L'objectif est que les plus modestes se sentent reconnus et entendus par ce gouvernement. Hélène Combes, directrice de recherche au CNRS rattachée au CERI Sciences Po Paris, rappelle au micro de RFI que Claudia Sheinbaum n’est pas entourée des mêmes profils qu’AMLO et qu’elle est tout à fait capable d’exprimer son désaccord. La chercheuse fait remarquer également que la nouvelle présidente est plus cosmopolite qu’AMLO : "Elle parle très bien anglais contrairement à López Obrador".

Après six années d’effacement sur la scène internationale, la nouvelle cheffe d'Etat mexicaine pourrait bien refaire entendre la voix de son pays dans les forums internationaux. La chercheuse qui a suivi de près l’action de Claudia Sheinbaum rappelle que de nombreux programmes mis en place par l’ancienne maire de Mexico ont eu un véritable impact sur la vie de la population. Si elle a soigné sa stature présidentiable, elle pourrait bien se garder d’entretenir l’image populiste de l’actuel chef de l’Etat.

Le Mexique, champion de la représentation des femmes en politique

"Héritière" ou pas, Claudia Sheinbaum est déjà entrée dans l’Histoire. Gaspard Estrada, Directeur Exécutif de l’Observatoire politique de l’Amérique latine et des Caraïbes de Sciences Po, insiste sur le fait que la double candidature féminine et la victoire de la nouvelle présidente sont le résultat de politiques et de lois en faveur de la représentation politique des femmes. "Il faut rappeler que le Mexique bat les records latino-américains en la matière. Maintenant, il faut que leur élection se traduise en véritables politiques pour le droit des femmes", estime-t-il. Si Claudia Sheinbaum se dit féministe et célèbre "le temps des femmes", les collectifs féministes se montrent plus que sceptiques.
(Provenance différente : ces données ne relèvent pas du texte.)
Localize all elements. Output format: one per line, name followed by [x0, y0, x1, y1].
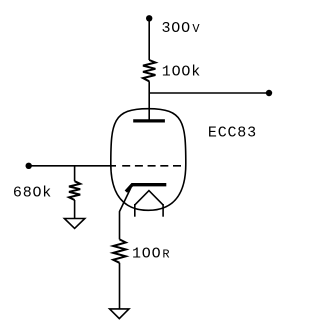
svg-text:1OOk: 1OOk — [162, 63, 201, 80]
svg-text:1OOR: 1OOR — [132, 245, 170, 262]
svg-text:ECC83: ECC83 — [208, 124, 257, 141]
svg-text:3OOV: 3OOV — [162, 20, 201, 37]
svg-text:68Ok: 68Ok — [13, 184, 52, 201]
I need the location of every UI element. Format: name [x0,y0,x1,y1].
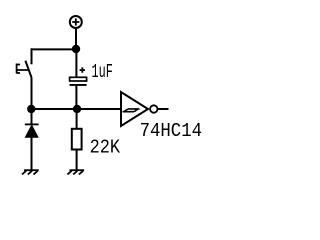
junction node A (top) [72,45,80,53]
wire power to junction [75,28,77,49]
wire down to switch top terminal [31,48,33,64]
capacitor C top plate [70,77,87,81]
capacitor C bottom plate [70,84,87,86]
wire diode to ground [31,137,33,170]
wire capacitor bottom to junction [75,86,77,110]
resistor R 22K (box) [72,129,82,150]
wire capacitor top (junction to cap) [75,49,77,78]
wire resistor to ground [76,150,78,171]
ground (right) [67,170,84,174]
diode D (anode triangle) [25,125,38,137]
svg-text:1uF: 1uF [92,61,113,83]
wire switch bottom terminal to junction [31,78,33,110]
wire inverter output [158,108,169,110]
horizontal rail wire to inverter input [32,108,122,110]
ground (left) [22,170,39,174]
Schmitt-trigger inverter U1 74HC14 (triangle) [121,92,148,126]
junction node B (left, above diode) [27,105,35,113]
junction node C (above resistor) [73,105,81,113]
capacitor C (polarized) plus mark [80,67,85,72]
svg-text:22K: 22K [90,137,121,159]
inverter output bubble [150,105,157,112]
hysteresis symbol [123,109,140,112]
power supply symbol V+ [70,16,82,28]
wire junction to switch (horizontal) [32,48,77,50]
pushbutton switch [17,61,32,78]
wire junction to diode [31,109,33,124]
svg-text:74HC14: 74HC14 [140,120,202,142]
wire junction to resistor [76,109,78,129]
diode D (cathode bar) [25,123,39,125]
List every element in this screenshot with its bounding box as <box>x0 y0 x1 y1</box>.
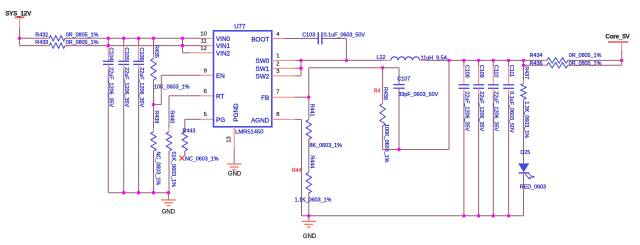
svg-text:1.3K_0603_1%: 1.3K_0603_1% <box>523 101 529 138</box>
svg-text:22uF_1206_35V: 22uF_1206_35V <box>493 91 499 131</box>
svg-text:LMR51450: LMR51450 <box>235 130 263 136</box>
capacitor C104 22uF <box>107 38 109 46</box>
wire EN net <box>201 74 214 76</box>
wire FB vertical <box>308 68 310 97</box>
resistor R436 0R <box>544 64 547 66</box>
svg-text:R433: R433 <box>35 40 48 46</box>
svg-text:12: 12 <box>200 46 206 52</box>
svg-text:GND: GND <box>162 210 176 216</box>
svg-text:22uF_1206_35V: 22uF_1206_35V <box>123 67 129 107</box>
capacitor C111 <box>508 60 510 66</box>
svg-text:C111: C111 <box>508 65 514 77</box>
svg-text:D25: D25 <box>520 150 530 156</box>
wire VIN row B left <box>20 45 50 47</box>
capacitor C103 0.1uF <box>317 32 319 44</box>
resistor R434 0R <box>544 59 547 61</box>
svg-text:R437: R437 <box>523 66 529 79</box>
wire VIN row A left <box>20 37 50 39</box>
svg-text:C103: C103 <box>302 33 315 39</box>
svg-text:SW1: SW1 <box>256 66 270 73</box>
svg-text:SW0: SW0 <box>256 58 270 65</box>
svg-text:C110: C110 <box>493 65 499 78</box>
wire SW pins tie <box>272 59 295 61</box>
resistor R441 8K <box>308 97 310 119</box>
svg-text:GND: GND <box>303 234 317 240</box>
svg-text:4: 4 <box>276 32 280 38</box>
op-amp U77 LMR51450 regulator body <box>214 31 272 127</box>
capacitor C110 <box>492 60 494 66</box>
svg-text:C108: C108 <box>463 65 469 78</box>
svg-text:R441: R441 <box>308 104 314 117</box>
svg-text:22uF_1206_35V: 22uF_1206_35V <box>478 91 484 131</box>
node SW junctions <box>299 59 302 62</box>
wire FB pin stub <box>272 96 295 98</box>
svg-text:NC_0603_1%: NC_0603_1% <box>185 157 219 163</box>
svg-text:AGND: AGND <box>251 117 270 124</box>
svg-text:8: 8 <box>276 112 279 118</box>
svg-text:C109: C109 <box>478 65 484 78</box>
svg-text:R444: R444 <box>308 155 314 168</box>
svg-text:0R_0805_1%: 0R_0805_1% <box>569 53 602 59</box>
svg-text:U77: U77 <box>234 24 246 30</box>
wire R436 branch <box>523 60 525 65</box>
wire FB bottom connector <box>383 149 449 151</box>
svg-text:7: 7 <box>276 90 279 96</box>
pin 13 PGND stub <box>233 127 235 149</box>
svg-text:VIN2: VIN2 <box>216 51 230 58</box>
svg-text:0R_0805_1%: 0R_0805_1% <box>66 40 99 46</box>
svg-text:33pF_0603_50V: 33pF_0603_50V <box>398 92 438 98</box>
svg-text:R438: R438 <box>382 87 388 100</box>
wire SYS_12V vertical <box>19 18 21 28</box>
svg-text:C106: C106 <box>138 48 144 61</box>
diode D25 LED <box>518 163 529 172</box>
svg-text:RT: RT <box>216 93 224 100</box>
svg-text:10: 10 <box>200 31 206 37</box>
wire PG net <box>201 118 214 120</box>
resistor R439 NC <box>153 105 155 132</box>
wire R436 to Core_5V <box>568 64 622 66</box>
svg-text:Core_5V: Core_5V <box>605 34 630 41</box>
wire AGND net <box>272 118 295 120</box>
wire BOOT net <box>272 38 285 40</box>
capacitor C109 <box>478 60 480 66</box>
svg-text:100K_0603_1%: 100K_0603_1% <box>383 124 389 163</box>
svg-text:C105: C105 <box>123 48 129 61</box>
svg-text:51K_0603_1%: 51K_0603_1% <box>170 152 176 188</box>
ground AGND <box>308 216 310 221</box>
capacitor C105 22uF <box>123 38 125 46</box>
resistor R444 1.1K <box>308 169 310 172</box>
svg-text:0.1uF_0603_50V: 0.1uF_0603_50V <box>324 33 366 39</box>
svg-text:L22: L22 <box>377 55 386 61</box>
LED arrows <box>525 173 532 179</box>
svg-text:5: 5 <box>204 112 207 118</box>
svg-text:VIN1: VIN1 <box>216 43 230 50</box>
wire VIN2 pin 12 stub <box>183 52 191 54</box>
svg-text:R435: R435 <box>153 45 159 58</box>
wire D25 cathode to rail <box>523 173 525 216</box>
svg-text:R44: R44 <box>292 168 301 174</box>
resistor R435 10K <box>153 38 155 58</box>
svg-text:SW2: SW2 <box>256 74 270 81</box>
resistor R443 NC <box>184 128 186 131</box>
svg-text:2: 2 <box>276 62 279 68</box>
svg-text:NC_0603_1%: NC_0603_1% <box>155 152 161 186</box>
svg-text:11: 11 <box>201 39 207 45</box>
capacitor C107 33pF <box>393 84 404 86</box>
node Core_5V junction <box>620 59 623 62</box>
svg-text:PG: PG <box>216 117 225 124</box>
svg-text:PGND: PGND <box>233 103 240 122</box>
svg-text:R434: R434 <box>530 53 543 59</box>
svg-text:C104: C104 <box>108 48 114 61</box>
svg-text:R436: R436 <box>530 61 543 67</box>
svg-text:R432: R432 <box>35 33 48 39</box>
svg-text:1: 1 <box>276 54 279 60</box>
wire BOOT to SW <box>322 38 347 40</box>
svg-text:GND: GND <box>228 172 242 178</box>
svg-text:22uF_1206_35V: 22uF_1206_35V <box>108 67 114 107</box>
resistor R440 51K <box>168 128 170 131</box>
svg-text:C107: C107 <box>397 76 410 82</box>
node VIN-A junction <box>18 37 21 40</box>
capacitor C108 <box>463 60 465 66</box>
resistor R437 1.3K <box>523 65 525 83</box>
svg-text:BOOT: BOOT <box>251 36 269 43</box>
node EN junction <box>152 103 155 106</box>
svg-text:22uF_1206_35V: 22uF_1206_35V <box>463 91 469 131</box>
svg-text:VIN0: VIN0 <box>216 36 230 43</box>
svg-text:0R_0805_1%: 0R_0805_1% <box>66 33 99 39</box>
svg-text:1.1K_0603_1%: 1.1K_0603_1% <box>295 198 332 204</box>
svg-text:8K_0603_1%: 8K_0603_1% <box>310 143 343 149</box>
wire RT net <box>201 95 214 97</box>
node bottom rail junctions <box>307 214 310 217</box>
svg-text:10K_0603_1%: 10K_0603_1% <box>154 85 190 91</box>
node BOOT-SW junction <box>345 59 348 62</box>
resistor R433 <box>46 45 49 47</box>
svg-text:R443: R443 <box>183 128 196 134</box>
svg-text:EN: EN <box>216 73 225 80</box>
wire connector up to VOUT <box>448 60 450 149</box>
wire bottom ground rail <box>302 215 524 217</box>
svg-text:22uF_1206_35V: 22uF_1206_35V <box>138 67 144 107</box>
wire VOUT rail <box>420 59 427 61</box>
svg-text:SYS_12V: SYS_12V <box>5 10 32 17</box>
svg-text:3: 3 <box>276 69 279 75</box>
svg-text:6: 6 <box>204 89 207 95</box>
no-connect X on R443 <box>179 156 184 161</box>
wire R434 to Core_5V <box>568 59 622 61</box>
wire VIN row B right <box>65 45 200 47</box>
svg-text:0.1uF_0603_50V: 0.1uF_0603_50V <box>508 91 514 133</box>
wire VIN row A right <box>65 37 200 39</box>
ground left <box>167 193 169 200</box>
resistor R432 <box>46 37 49 39</box>
ground pin13 <box>233 157 235 164</box>
resistor R438 100K <box>382 68 384 104</box>
svg-text:9: 9 <box>204 69 207 75</box>
node VIN tie vertical <box>182 38 184 53</box>
svg-text:0R_0805_1%: 0R_0805_1% <box>569 61 602 67</box>
svg-text:R440: R440 <box>169 110 175 123</box>
node C104 row B junction <box>107 44 110 47</box>
node VOUT junctions <box>447 59 450 62</box>
wire SW rail to L22 <box>301 59 384 61</box>
inductor L22 11uH <box>391 57 420 61</box>
capacitor C106 22uF <box>138 38 140 46</box>
wire left ground rail <box>108 192 168 194</box>
svg-text:13: 13 <box>227 136 233 142</box>
svg-text:R4: R4 <box>374 89 381 95</box>
node R438 top junction <box>381 66 384 69</box>
wire FB top run <box>309 67 383 69</box>
svg-text:FB: FB <box>261 95 269 102</box>
node C107 bottom junction <box>397 148 400 151</box>
node FB junction <box>307 96 310 99</box>
svg-text:R439: R439 <box>153 110 159 123</box>
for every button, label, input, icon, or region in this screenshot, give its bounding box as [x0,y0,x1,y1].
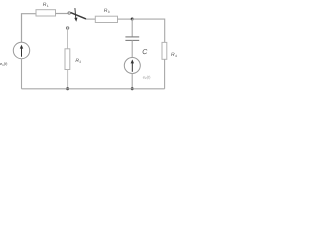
wire node A to top-right corner down to R4 [132,19,165,42]
svg-text:1: 1 [47,4,49,8]
current source e2 [124,58,140,74]
svg-text:e2(t): e2(t) [143,74,151,80]
resistor R1 [36,2,56,16]
wire R3 to node A [118,18,133,20]
capacitor C [125,37,148,56]
resistor R4 [162,42,177,59]
wire R1 to switch contact [56,13,68,15]
node A junction dot [131,18,134,21]
svg-text:e1(t): e1(t) [0,62,8,67]
wire node A down to capacitor [131,19,133,37]
junction dot R2/rail [66,87,69,90]
bottom rail [22,88,165,90]
svg-text:C: C [142,49,148,56]
junction dot e2/rail [131,87,134,90]
svg-text:2: 2 [79,60,81,64]
wire e2 to bottom rail [131,74,133,89]
wire top-left (corner) [22,14,37,43]
switch lower contact [66,27,68,29]
switch blade [71,13,86,19]
svg-text:4: 4 [175,54,177,58]
wire R2 to bottom rail [67,70,69,89]
wire e1 to bottom rail [21,59,23,89]
wire lower contact to R2 [67,29,69,49]
svg-text:3: 3 [108,10,110,14]
wire R4 to bottom rail [164,59,166,89]
wire capacitor to source e2 [131,40,133,57]
switch arrow [74,8,77,22]
resistor R2 [65,49,81,70]
current source e1 [13,42,29,58]
switch upper contact [68,12,70,14]
resistor R3 [95,8,117,23]
wire blade to R3 [86,18,95,20]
    C’est évidemment historique d’avoir une femme présidente de ce pays mais ce n’est pas une fin en soi. Arussi Unda, membre du collectif Brujas del Mar

Aux rênes de la ville de Mexico, Claudia Scheinbaum entretenait une relation complexe avec les manifestations féministes et les "Guacamaya papers" ont prouvé que des féministes étaient sous surveillance policière et militaire. Figure du féminisme de l’Etat de Veracruz, Arussi Unda, membre du collectif Brujas del Mar, les sorcières de la mer, se souvient que pendant sa campagne pour la ville de Mexico, celle-ci "s’était assise avec de nombreuses organisations qu’elle a ignorées par la suite". "C’est évidemment historique d’avoir une femme présidente de ce pays mais ce n’est pas une fin en soi", conclut-elle.